O desenvolvimento de uma nova molécula para defensivos agrícolas é um processo que pode demorar cerca de uma década. Em geral, a criação começa na Alemanha e Estados Unidos, onde os químicos realizam testes em computadores. É no terceiro ano das pesquisas que centros como o EEA de Santo Antônio de Posse entram em cena. “A partir do que é estudado lá, recebemos uma seleção daquelas inovações que são mais viáveis e ela vai para os laboratórios”, diz Ismael. “A gente parte de um número muito grande de moléculas, falamos de 100.000 candidatas até chegar na fase final de um produto.”
Os testes são divididos, de acordo com seus avanços, entre áreas de laboratório, estufas e 57 hectares de campo. Os cerca de 150 técnicos analisam sementes, folhas e estudam insetos para saber se o ativo está surtindo efeito e quais são as possíveis melhorias.

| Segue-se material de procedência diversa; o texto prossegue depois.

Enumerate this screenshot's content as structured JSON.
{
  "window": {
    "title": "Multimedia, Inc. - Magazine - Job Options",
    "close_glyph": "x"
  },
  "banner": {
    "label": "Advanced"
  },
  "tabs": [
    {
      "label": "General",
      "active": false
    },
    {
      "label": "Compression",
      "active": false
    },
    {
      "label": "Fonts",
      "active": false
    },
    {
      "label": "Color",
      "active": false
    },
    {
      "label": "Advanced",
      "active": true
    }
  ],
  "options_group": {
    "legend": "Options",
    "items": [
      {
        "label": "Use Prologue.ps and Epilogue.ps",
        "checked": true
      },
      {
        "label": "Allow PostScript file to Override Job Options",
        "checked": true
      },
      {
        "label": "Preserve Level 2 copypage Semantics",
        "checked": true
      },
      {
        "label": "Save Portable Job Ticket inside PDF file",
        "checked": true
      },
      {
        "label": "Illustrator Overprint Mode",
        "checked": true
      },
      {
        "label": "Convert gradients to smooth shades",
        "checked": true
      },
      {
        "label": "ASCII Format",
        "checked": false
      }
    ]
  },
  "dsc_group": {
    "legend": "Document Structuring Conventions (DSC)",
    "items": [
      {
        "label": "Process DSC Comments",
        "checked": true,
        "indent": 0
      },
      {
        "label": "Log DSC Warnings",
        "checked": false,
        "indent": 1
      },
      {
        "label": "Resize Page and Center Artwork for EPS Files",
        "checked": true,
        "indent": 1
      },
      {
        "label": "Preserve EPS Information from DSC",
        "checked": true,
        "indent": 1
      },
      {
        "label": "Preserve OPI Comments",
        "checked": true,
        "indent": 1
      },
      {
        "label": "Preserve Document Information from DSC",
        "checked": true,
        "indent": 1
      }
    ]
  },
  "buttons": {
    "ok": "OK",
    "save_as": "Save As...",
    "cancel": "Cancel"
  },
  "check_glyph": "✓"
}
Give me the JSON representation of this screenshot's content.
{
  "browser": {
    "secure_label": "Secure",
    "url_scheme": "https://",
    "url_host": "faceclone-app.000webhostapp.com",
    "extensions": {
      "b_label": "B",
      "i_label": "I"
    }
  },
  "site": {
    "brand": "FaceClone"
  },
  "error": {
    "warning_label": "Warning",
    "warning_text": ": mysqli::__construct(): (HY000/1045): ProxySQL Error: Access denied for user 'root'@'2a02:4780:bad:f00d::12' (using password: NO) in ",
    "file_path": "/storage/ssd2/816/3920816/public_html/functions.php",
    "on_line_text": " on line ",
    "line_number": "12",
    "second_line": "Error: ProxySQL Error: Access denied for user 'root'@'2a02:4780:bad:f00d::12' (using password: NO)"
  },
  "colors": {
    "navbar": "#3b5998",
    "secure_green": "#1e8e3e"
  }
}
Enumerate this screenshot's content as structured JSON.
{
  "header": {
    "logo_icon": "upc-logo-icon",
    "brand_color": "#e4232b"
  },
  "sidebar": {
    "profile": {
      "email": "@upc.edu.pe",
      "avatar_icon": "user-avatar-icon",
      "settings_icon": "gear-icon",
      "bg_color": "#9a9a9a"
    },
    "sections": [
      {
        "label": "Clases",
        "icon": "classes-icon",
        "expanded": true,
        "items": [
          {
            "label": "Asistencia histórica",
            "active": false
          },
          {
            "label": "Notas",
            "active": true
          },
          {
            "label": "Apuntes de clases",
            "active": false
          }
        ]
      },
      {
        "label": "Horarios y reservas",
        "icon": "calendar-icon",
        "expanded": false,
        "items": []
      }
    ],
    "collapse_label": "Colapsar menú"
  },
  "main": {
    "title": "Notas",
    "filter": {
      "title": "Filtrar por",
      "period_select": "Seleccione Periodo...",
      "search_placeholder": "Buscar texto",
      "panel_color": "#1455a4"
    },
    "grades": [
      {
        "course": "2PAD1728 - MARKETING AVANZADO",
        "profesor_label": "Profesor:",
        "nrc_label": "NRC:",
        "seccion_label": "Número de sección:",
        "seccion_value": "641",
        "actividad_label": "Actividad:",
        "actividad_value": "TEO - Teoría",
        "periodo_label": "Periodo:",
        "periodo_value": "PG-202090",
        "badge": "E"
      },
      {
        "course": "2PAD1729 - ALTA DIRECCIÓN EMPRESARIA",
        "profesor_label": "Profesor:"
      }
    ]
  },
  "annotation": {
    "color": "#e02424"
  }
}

Mas o caminho a partir daí também é longo. Depois de enviar o pedido de registro para os órgãos responsáveis, no caso a Anvisa mais Mapa (Ministério da Agricultura e Pecuária) e o Ibama (Instituto Brasileiro do Meio Ambiente). “Não é uma crítica ao sistema, a aprovação de cada órgão é importante para a segurança no Brasil. Mas o aumento na agilidade da regulação poderia reduzir a entrega do produto a, provavelmente, seis anos”, afirma o químico João Nery, gerente dos sites de P&D (sites se referem aos espaços físicos de pesquisa).
Por conta do longo tempo, para se manter à frente nas pesquisas, segundo a empresa, ela leva em consideração as tendências do agronegócio para 2030, como a biotecnologia 4.0, gerenciamento holístico das fazendas, transformação digital e crescimento da América Latina como um dos principais exportadores de sustentabilidade. “As soluções tendem a ser cada vez mais específicas”, diz Ismael. “O que me deixa muito feliz, porque significa que vamos precisar de mais estações e mais investimentos.”